Lebanon in a Picture

Virgin of the Snows. She stands there in her little stone niche, sheltered... (Mzaar Kfardebian)

Virgin of the Snows. She stands there in her little stone niche, sheltered... (Mzaar Kfardebian) Virgin of the Snows. She stands there in her little stone niche, sheltered by slabs of stone that seem to resemble two hands meeting prayer. She is there year round, through rain, wind, sun and snow. In the spring, she is covered by the silky dust that blows in from the east and covers the country in a thin layer, a reminder that Lebanon may be green but the desert is not far away. In winter, she is rimed in ice and probably buried beneath deep drifts, for up here on the crest of Mount Sannine, it is cold even on an August night and the snow can lie well over 10 metres deep. And yet, she endures. She isn’t the first divinity to occupy these heights. The Phoenicians held high places sacred and must once have placed some kind of shrine up here, as they did on peaks all over the Levant and as they have on this mountain’s lower slopes, for it is said that Sannine is a corrupted amalgamation of the names of the two gods they believed resided here.
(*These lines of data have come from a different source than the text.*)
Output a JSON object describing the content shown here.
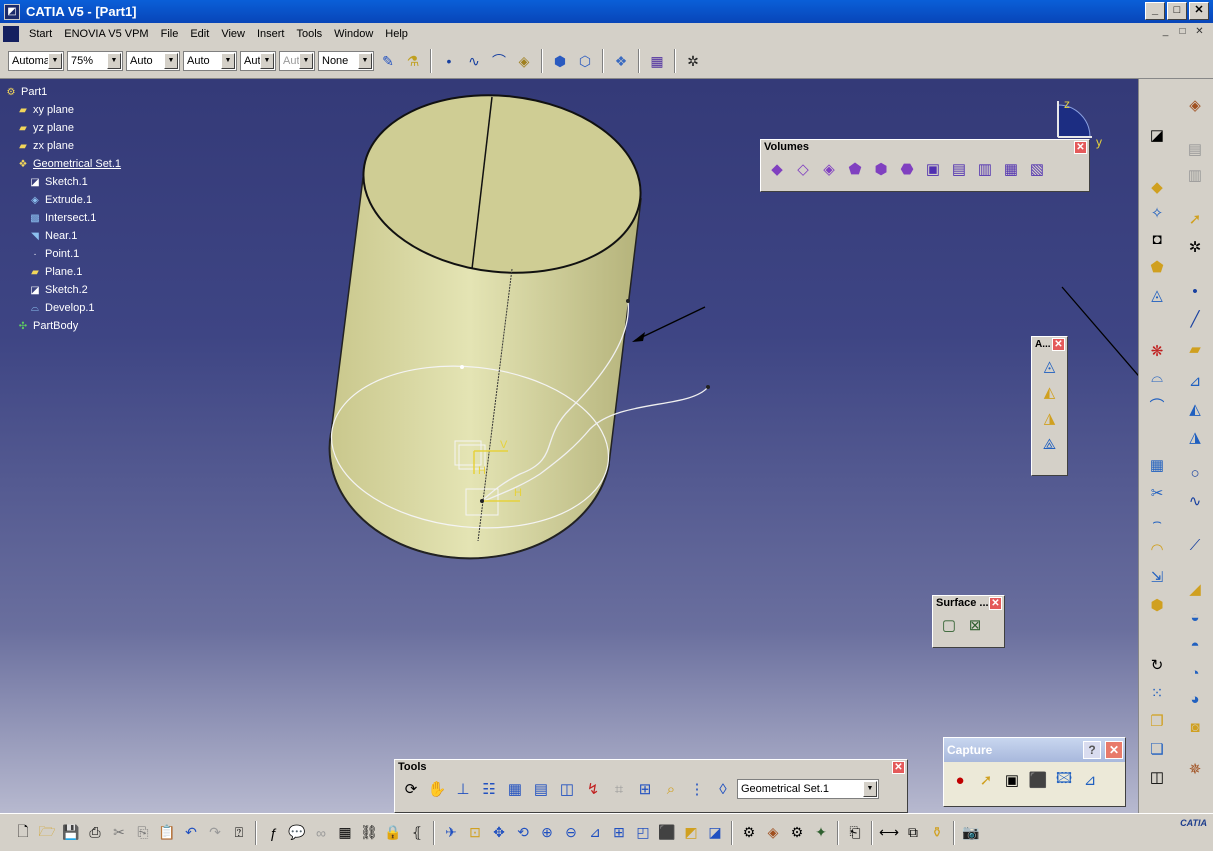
{
  "window": {
    "title": "CATIA V5 - [Part1]",
    "btn_min": "_",
    "btn_max": "□",
    "btn_close": "✕"
  },
  "menu": {
    "items": [
      {
        "label": "Start",
        "name": "menu-start"
      },
      {
        "label": "ENOVIA V5 VPM",
        "name": "menu-enovia"
      },
      {
        "label": "File",
        "name": "menu-file"
      },
      {
        "label": "Edit",
        "name": "menu-edit"
      },
      {
        "label": "View",
        "name": "menu-view"
      },
      {
        "label": "Insert",
        "name": "menu-insert"
      },
      {
        "label": "Tools",
        "name": "menu-tools"
      },
      {
        "label": "Window",
        "name": "menu-window"
      },
      {
        "label": "Help",
        "name": "menu-help"
      }
    ],
    "mdi_min": "_",
    "mdi_max": "□",
    "mdi_close": "✕"
  },
  "toolbar": {
    "combo1": "Automa",
    "combo2": "75%",
    "combo3": "Auto",
    "combo4": "Auto",
    "combo5": "Aut",
    "combo6": "Aut",
    "combo7": "None"
  },
  "tree": {
    "items": [
      {
        "label": "Part1",
        "icon": "part-icon",
        "depth": 0
      },
      {
        "label": "xy plane",
        "icon": "plane-icon",
        "depth": 1
      },
      {
        "label": "yz plane",
        "icon": "plane-icon",
        "depth": 1
      },
      {
        "label": "zx plane",
        "icon": "plane-icon",
        "depth": 1
      },
      {
        "label": "Geometrical Set.1",
        "icon": "geometrical-set-icon",
        "depth": 1
      },
      {
        "label": "Sketch.1",
        "icon": "sketch-icon",
        "depth": 2
      },
      {
        "label": "Extrude.1",
        "icon": "extrude-icon",
        "depth": 2
      },
      {
        "label": "Intersect.1",
        "icon": "intersect-icon",
        "depth": 2
      },
      {
        "label": "Near.1",
        "icon": "near-icon",
        "depth": 2
      },
      {
        "label": "Point.1",
        "icon": "point-icon",
        "depth": 2
      },
      {
        "label": "Plane.1",
        "icon": "plane-icon",
        "depth": 2
      },
      {
        "label": "Sketch.2",
        "icon": "sketch-icon",
        "depth": 2
      },
      {
        "label": "Develop.1",
        "icon": "develop-icon",
        "depth": 2
      },
      {
        "label": "PartBody",
        "icon": "partbody-icon",
        "depth": 1
      }
    ]
  },
  "compass": {
    "z_label": "z",
    "y_label": "y"
  },
  "sketch_labels": {
    "v": "V",
    "h1": "H",
    "h2": "H"
  },
  "panels": {
    "volumes": {
      "title": "Volumes",
      "close": "✕"
    },
    "a": {
      "title": "A...",
      "close": "✕"
    },
    "surface": {
      "title": "Surface ...",
      "close": "✕"
    },
    "tools": {
      "title": "Tools",
      "close": "✕",
      "geom_set_value": "Geometrical Set.1"
    },
    "capture": {
      "title": "Capture",
      "help": "?",
      "close": "✕"
    }
  },
  "status": {
    "catia_logo": "CATIA"
  }
}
And as the foundations of nearly all of Lebanon’s Greek and Roman temples (and not a few of its churches and mosques) attest, what was sacred to the Phoenicians almost inevitably was to Phoenicia’s conquerors. Besides, how could this elegant mountain, which hovers snowily over Beirut and the Mediterranean in the winter and which turns a rich rosé at sunset, not be sacred? After all, from the coast, the sun rises from behind it, while from its peak, the world unfurls all around. It is so arduous to reach and so far from any ancient settlement that I wonder if it wasn’t the last of Lebanon to succumb to monotheism. That perhaps long after the valleys and the coast had abandoned the Many for the One, a final flicker of paganism lived on here, high up above.